On Friday, June 14, 2002, at 7:00 AM, I went with my brother, Ahmad, aged 47, and other farmers from Halhul to the lands to work. The settlement's guards came and tried to drive us away. The army intervened, and we were allowed to work. At 11:00 AM, four people who said they were the settlement's security men came to the land and started shooting in the air and harassing us. They had a knife and said they would stab us if we didn't leave. They cut the ropes we had tied on the grapevines. My brother, Ahmad, was injured in the face and was taken to hospital for treatment. The settlers also pushed a woman named 'Aziza Ahmad 'Aqel, aged 55, off the donkey she was riding. Her leg was injured and she was taken to hospital. The army gave her and my brother first aid, near the army base, before they were taken to hospital.

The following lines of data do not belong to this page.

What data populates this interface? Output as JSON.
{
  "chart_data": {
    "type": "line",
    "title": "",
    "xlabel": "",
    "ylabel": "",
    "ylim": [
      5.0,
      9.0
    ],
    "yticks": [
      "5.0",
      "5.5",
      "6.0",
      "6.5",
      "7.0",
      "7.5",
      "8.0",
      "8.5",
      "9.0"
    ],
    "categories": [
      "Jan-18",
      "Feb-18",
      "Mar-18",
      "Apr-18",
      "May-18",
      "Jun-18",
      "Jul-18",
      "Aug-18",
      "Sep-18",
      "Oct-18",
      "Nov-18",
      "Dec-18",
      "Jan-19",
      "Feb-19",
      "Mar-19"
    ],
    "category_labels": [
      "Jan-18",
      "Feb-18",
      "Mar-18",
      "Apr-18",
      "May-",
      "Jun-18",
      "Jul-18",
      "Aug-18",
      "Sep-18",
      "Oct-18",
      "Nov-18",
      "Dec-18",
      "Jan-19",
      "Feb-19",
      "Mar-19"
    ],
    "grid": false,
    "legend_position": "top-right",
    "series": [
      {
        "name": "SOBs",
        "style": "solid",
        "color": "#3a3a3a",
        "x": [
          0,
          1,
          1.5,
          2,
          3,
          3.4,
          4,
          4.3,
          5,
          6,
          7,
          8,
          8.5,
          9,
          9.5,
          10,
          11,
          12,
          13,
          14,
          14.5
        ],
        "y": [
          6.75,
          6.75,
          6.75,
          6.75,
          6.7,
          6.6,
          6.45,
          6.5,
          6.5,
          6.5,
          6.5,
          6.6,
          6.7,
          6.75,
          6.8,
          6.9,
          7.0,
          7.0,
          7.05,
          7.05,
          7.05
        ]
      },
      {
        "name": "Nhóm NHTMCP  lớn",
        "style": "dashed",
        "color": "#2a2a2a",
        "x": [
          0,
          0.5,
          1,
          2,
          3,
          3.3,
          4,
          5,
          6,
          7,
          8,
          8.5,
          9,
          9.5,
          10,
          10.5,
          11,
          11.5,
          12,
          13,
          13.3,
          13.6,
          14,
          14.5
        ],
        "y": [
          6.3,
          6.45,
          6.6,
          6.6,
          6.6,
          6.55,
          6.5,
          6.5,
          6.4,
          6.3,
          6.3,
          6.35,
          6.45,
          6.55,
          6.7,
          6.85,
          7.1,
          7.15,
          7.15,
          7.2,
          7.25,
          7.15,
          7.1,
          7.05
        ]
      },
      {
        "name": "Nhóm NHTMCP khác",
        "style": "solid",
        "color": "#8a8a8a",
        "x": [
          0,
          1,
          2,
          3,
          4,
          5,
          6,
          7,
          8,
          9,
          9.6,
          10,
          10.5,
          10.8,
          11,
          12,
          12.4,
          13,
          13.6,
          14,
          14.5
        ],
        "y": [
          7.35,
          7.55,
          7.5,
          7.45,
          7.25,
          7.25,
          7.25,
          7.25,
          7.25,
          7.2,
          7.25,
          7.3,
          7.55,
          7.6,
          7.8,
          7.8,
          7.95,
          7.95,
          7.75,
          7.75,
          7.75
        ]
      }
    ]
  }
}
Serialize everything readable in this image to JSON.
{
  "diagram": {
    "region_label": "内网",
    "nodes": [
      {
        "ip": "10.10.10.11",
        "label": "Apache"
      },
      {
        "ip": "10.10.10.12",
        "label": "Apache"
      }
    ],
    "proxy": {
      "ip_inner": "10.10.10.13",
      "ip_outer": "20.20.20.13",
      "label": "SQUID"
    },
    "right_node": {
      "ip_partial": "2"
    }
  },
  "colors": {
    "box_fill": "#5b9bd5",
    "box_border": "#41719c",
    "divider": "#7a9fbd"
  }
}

That day, the army called the police. When the police officers arrived, they told us to file a complaint with the Kiryat Arba police the next day. We did so. Four days later, Israeli policemen arrived at the place to check it. We still haven't got an answer. We try to get to our lands almost every day, because we can't abandon the orchards, especially these days, when the grapevines require daily treatment. But, as soon as we get there, the settlers, the army, or both drive us away while threatening to kill or arrest us.
Abdallah Mahmud Noah 'Aqel (Qarajeh), born in 1961, is married and the father of three. He is an engineer, and a resident of Halhul. The testimony was given to Musa Abu Hashhash in Halhul, July 7, 2002.